Last time I was almost 30..
Thought I’d pass through and revisit my past thoughts. What a bright young chap I was! I almost deleted this blog. I’ve opened countless..and by countless I mean 2?..other blogs..Always an external “do over” in an attempt to fix what was never broken..merely bent. Bending isn’t all bad…
Lately I’ve been incredibly under the weather..such a shame as this is my favorite time of year. There’s such a heavy cloud surrounding my life..there are times when the sun can manage to peep through, but the heaviness of it all is so overwhelming. A physician would deem it depression and i couldn’t argue with that. Finding ways to cope is hard..especially when you’re surrounded by other wounded mammals, but I’ve been getting by. Just getting by. I want more..I’ve decided to dig in..it hurts terribly and a large part of me wishes to keep the wound covered. I know the best way is to rip off the band-aid and bleed..I’m so tired of covering..hiding..pretending…so here we go. I’m diving in to get out..or rather get through. I know I have a lot of work to do on myself, and I’m more than ready to move forward with that. However, there is a giant elephant in my space..one called addiction. Drug addiction has plagued my life since I was a child..most of the people closest to me struggle with it..However, I’ve always been a relatively safe distance from its effects. Now that I’m living with an addict there’s no escaping these effects. This heaviness encompasses everything I do..every step I take. Trying to shake it off is the most difficult tango. I’ve tried everything to help..to encourage change, but you can’t make any one do something they haven’t made up their own mind to do. So my job is to keep myself above the dark cloud..even though it pains me to know that people I love are clothed in it..I’m worthy of light..worthy of peace of mind. I’ve endured enough loss..giving up my life is not an option. There’s a hell of a lot for me to be sad about..I don’t have a functional family nor friends to lean on..This was no biggie to me for years..there was a vast emptiness that I had no desire to fill. Now that I’m opening up to myself, I’m starting to realize that I want these things..and I deserve these things. Family is not always who you are born to..and as for friends..I have never been open enough to truly make any. An introverted extrovert I am..ha.

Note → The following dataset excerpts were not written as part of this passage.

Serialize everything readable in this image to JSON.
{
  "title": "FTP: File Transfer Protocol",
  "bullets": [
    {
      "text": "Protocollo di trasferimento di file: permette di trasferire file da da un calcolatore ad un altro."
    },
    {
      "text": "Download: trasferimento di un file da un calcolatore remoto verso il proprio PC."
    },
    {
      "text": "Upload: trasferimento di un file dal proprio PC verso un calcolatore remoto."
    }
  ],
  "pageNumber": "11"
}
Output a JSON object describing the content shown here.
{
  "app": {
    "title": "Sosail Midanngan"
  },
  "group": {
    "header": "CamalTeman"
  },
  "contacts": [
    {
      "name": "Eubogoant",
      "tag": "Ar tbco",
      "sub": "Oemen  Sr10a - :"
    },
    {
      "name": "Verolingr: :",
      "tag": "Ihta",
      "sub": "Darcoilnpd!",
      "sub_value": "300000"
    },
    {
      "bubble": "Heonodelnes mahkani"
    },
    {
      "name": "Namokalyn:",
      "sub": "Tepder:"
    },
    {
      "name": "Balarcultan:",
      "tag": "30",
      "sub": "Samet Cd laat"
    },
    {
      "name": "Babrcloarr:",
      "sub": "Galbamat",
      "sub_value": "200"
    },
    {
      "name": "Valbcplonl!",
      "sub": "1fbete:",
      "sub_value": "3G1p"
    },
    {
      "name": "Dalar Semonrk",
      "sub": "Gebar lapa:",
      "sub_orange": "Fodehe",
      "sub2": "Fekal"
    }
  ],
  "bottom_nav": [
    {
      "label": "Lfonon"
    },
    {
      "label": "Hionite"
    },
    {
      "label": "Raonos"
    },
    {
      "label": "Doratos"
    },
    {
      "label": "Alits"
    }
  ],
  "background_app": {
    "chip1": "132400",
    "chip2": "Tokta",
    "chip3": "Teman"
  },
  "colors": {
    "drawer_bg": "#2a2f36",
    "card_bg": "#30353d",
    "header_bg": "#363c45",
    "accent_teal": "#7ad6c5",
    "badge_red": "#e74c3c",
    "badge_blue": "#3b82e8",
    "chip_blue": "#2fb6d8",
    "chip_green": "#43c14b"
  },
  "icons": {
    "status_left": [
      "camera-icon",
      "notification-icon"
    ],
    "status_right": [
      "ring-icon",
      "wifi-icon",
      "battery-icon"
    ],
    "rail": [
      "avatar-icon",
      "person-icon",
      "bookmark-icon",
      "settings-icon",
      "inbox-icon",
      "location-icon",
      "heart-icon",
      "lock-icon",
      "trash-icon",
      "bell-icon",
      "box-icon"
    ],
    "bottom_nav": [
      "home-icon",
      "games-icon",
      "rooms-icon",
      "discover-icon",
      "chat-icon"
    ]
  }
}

There is a lot for me to be happy about too..forever an optimist. I have a job that I love..the people can be asses at times but I’m not there for them I’m there for my patients. And I know that what I do makes a huge difference in their lives..they breathe a bit easier because of what I do..literally. Working as a bloodbanker is such a rewarding job..not necessarily from coworkers or staff or patients but from self. I know what I do makes a difference. I’m truly growing into an adult in the workplace. As much as I’d like to dish out a couple five finger samishes, I don’t..I keep my head up and keep it moving. Many of my coworkers are rather selfish..they try to push off more difficult jobs on other techs instead of doing their part..such idiots..like aren’t you at work to well..work? It’a tempting for me to get like them, but nah. I’m determined to do my very best everyday..warm autos, kleihauer betkes, lui elutions, and all. I have never shied away from a challenge and I’m not about to be a chump now. I’m also working towards my second degree..pain in the arse that is, but I’m excited that I’m at least trying. And then there’s my body makeover..I’ve done a hell of a lot of damage to this body of mine and I’m ready for transformation. I know there will be bumps in the road..failures and successes..but I’m ready.
so as always onward… in spite of it all.